ROW spacings have been confirmed as a key determinant of yield in pulse crops with Queensland research showing grain production is maximised when rows are closer together.
Queensland Department of Agriculture and Fisheries senior extension officer, Kerry McKenzie, Toowoomba, told growers at a field day run by the Australian Mungbean Association at Warwick that trials had shown a strong correlation between narrow row spacings and higher yields.
“Row spacings of 25 centimetres have given us peak yields in all situations with all crops in all seasons,” he said.
“We have had mungbean yields up to 2.5 tonnes/hectare and mungbean yields of 0.5t/ha, but in all those situations it is the narrow rows that have given the best yields.”
Mr McKenzie said it wasn’t always practical for farmers to sow on rows as narrow as 25cm, but they should aim to minimise row spacings as much as possible.

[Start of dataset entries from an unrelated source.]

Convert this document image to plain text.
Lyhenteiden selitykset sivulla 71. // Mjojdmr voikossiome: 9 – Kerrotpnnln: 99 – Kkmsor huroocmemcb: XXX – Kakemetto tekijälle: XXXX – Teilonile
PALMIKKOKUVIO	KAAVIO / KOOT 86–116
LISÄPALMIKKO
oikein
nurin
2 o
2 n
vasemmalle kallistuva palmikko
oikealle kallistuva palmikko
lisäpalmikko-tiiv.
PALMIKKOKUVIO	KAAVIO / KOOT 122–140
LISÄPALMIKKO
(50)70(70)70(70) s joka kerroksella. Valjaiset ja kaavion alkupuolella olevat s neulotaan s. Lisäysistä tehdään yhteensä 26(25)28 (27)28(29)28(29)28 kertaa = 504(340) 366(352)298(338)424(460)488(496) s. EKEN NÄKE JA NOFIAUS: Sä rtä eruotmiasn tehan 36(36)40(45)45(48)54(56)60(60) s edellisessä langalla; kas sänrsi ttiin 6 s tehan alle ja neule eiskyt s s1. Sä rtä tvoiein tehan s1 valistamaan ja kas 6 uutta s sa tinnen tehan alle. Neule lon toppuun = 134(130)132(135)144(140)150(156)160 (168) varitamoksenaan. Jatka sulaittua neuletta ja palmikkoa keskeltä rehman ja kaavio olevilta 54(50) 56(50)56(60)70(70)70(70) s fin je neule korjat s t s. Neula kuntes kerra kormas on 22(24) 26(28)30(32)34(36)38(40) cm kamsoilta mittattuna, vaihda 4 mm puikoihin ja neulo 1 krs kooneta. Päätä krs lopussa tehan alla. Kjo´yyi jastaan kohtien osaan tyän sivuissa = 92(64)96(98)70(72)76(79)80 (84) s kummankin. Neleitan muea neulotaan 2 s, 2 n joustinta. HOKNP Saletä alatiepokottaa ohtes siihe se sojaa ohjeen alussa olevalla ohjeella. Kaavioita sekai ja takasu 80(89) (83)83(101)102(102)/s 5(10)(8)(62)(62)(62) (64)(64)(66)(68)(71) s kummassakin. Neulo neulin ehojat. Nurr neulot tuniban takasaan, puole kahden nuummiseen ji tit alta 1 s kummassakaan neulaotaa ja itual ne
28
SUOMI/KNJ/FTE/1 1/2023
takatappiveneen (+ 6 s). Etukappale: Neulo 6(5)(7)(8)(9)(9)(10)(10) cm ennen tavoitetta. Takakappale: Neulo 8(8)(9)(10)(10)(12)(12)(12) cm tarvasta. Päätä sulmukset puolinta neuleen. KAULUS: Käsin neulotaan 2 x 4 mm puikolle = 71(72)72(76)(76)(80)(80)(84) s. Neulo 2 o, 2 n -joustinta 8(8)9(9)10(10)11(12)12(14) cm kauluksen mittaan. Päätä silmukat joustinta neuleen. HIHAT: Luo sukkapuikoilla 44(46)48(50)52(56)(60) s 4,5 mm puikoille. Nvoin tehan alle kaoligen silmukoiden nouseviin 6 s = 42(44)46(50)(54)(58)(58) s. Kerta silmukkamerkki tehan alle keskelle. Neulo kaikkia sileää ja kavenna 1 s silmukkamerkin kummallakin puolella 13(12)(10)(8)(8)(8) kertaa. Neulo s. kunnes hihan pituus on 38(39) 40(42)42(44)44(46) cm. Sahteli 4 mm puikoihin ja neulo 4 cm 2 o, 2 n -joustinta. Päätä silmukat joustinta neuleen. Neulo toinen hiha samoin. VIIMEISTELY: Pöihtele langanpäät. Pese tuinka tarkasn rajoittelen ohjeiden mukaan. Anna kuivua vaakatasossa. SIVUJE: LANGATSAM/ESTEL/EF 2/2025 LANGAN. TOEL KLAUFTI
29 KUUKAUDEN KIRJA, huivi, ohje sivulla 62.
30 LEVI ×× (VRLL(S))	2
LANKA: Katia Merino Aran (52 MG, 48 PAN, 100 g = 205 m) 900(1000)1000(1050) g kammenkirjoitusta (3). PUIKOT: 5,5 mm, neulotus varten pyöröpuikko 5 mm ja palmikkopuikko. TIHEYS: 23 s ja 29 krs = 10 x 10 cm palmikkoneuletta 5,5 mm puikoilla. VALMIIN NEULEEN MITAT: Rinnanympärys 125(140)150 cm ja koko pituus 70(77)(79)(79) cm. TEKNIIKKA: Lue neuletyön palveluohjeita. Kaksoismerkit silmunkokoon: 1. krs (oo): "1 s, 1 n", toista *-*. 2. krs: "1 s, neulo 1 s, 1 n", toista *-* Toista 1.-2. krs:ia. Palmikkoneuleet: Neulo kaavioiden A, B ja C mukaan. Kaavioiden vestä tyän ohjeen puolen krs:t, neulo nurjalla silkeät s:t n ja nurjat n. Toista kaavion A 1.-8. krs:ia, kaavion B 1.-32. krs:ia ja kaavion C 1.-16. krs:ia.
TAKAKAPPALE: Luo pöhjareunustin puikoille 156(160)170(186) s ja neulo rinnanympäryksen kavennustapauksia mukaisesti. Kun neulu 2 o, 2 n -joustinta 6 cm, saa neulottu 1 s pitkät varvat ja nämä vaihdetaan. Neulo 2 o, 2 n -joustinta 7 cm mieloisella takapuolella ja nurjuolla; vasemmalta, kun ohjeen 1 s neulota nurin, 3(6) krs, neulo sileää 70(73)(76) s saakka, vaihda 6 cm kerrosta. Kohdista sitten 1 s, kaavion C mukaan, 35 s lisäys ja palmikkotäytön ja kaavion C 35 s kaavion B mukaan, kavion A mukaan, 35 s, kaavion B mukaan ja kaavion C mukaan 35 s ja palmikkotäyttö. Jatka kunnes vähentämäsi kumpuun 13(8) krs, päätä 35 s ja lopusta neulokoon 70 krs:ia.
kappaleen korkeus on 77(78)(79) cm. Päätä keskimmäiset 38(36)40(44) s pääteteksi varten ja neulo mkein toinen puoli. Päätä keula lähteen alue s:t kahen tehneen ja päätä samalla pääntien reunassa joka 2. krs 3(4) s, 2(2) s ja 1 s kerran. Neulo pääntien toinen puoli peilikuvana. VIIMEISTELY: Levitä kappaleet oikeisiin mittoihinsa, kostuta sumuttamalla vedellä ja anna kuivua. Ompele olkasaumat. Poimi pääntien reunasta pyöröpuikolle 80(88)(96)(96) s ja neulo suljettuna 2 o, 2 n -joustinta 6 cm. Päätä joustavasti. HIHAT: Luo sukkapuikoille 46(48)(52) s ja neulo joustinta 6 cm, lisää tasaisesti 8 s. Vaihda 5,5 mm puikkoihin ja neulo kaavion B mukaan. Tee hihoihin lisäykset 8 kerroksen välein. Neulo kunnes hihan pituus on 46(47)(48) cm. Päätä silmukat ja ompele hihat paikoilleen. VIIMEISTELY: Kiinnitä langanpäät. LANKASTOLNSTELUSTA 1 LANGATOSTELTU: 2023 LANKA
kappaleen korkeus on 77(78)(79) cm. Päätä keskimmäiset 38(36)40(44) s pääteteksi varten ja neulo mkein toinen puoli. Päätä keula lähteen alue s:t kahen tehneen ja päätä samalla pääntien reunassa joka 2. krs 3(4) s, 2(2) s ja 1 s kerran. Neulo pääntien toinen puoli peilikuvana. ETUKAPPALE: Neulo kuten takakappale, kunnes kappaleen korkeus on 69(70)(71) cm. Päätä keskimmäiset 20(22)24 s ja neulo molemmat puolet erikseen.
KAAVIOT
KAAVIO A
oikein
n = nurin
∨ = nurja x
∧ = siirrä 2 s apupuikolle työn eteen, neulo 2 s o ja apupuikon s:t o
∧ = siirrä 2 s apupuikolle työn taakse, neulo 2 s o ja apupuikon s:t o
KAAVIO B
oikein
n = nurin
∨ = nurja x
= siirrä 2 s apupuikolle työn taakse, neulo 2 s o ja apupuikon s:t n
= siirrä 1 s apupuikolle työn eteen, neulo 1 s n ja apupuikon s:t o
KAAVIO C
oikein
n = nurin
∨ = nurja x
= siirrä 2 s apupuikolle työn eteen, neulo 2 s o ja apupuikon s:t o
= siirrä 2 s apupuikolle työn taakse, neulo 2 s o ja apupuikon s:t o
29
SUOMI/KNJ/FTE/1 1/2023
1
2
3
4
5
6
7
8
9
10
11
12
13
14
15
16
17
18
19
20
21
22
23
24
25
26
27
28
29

“The peak yields have always come at 25cm rows, but 50cm is a good compromise. There is always a compromise in a farming system with what you can and can’t do with things like machinery and stubble loads, so whatever you can do to get your rows closer together is going to give a yield increase,” he said.
Mr McKenzie said with earlier work confirming that narrow row spacings produced higher yields, he was now looking into why those crops were yielding more and where that yield was coming from.
“We have 25cm and 50cm trials to look at biomass and how well that biomass converts to yield,” he said.
“We are also using irrigation versus dryland to drive differences. We know it will yield more when we irrigate, but where is that yield coming from and how much of that extra biomass is being converted to grain – in other words, what is the harvest index?”
Mr McKenzie said last year’s trial, which had three different times of sowing (the start of December; mid-January; and start of February) showed that time of sowing had a significant effect on yield.
“We got the best yields with the mid-January planting. However, the third planting in February actually produced more biomass – it produced more plant but didn’t convert it to yield,” he said.
“With the mid-January sowing we got yields of up to 2.5t/ha under irrigation whereas in the February sowing it was down to about 1.5t/ha and there was no difference between irrigated and dryland. There were differences in biomass, but couldn’t convert it to yield.
“I think one of the reasons is it was flowering in April and was harvested in May when we ran into cool weather. A lot of the minimum temperatures were below 15 degrees and we weren’t able to convert that biomass into yield.”
Mr McKenzie said he was also looking into one of the other drivers of yield – where is the crop getting its water from?
He is running trials with neutron probes in selected plots on 25cm and 1-metre rows. There are two probes per plot looking at the root profile and water extraction in the row.
There are access tubes in the row and also half way between the rows to see where the crop is taking its water from, to what depth and how wide.
“One of the interesting things we found last year is the 25cm rows always yielded better and extracted slightly more water, but when you looked at the 1m row spacings and compared the tubes in the plots, more water from the top levels was disappearing out of the interrow space,” he said.
“You would think water extraction would be higher where most of the roots are within a row, but that wasn’t the case down to about 50cm. There was more water disappearing from the interrow space that from within the row. I think a lot of that has to do with evapotranspiration.
“In the 25cm rows the plants cover the whole plot whereas with the 1m rows there is a big gap between the rows, leaving the ground open for the sun to remove water through evaporation.
“At the lower depths within the profiles, the extraction amounts even out between the rows and on the rows.”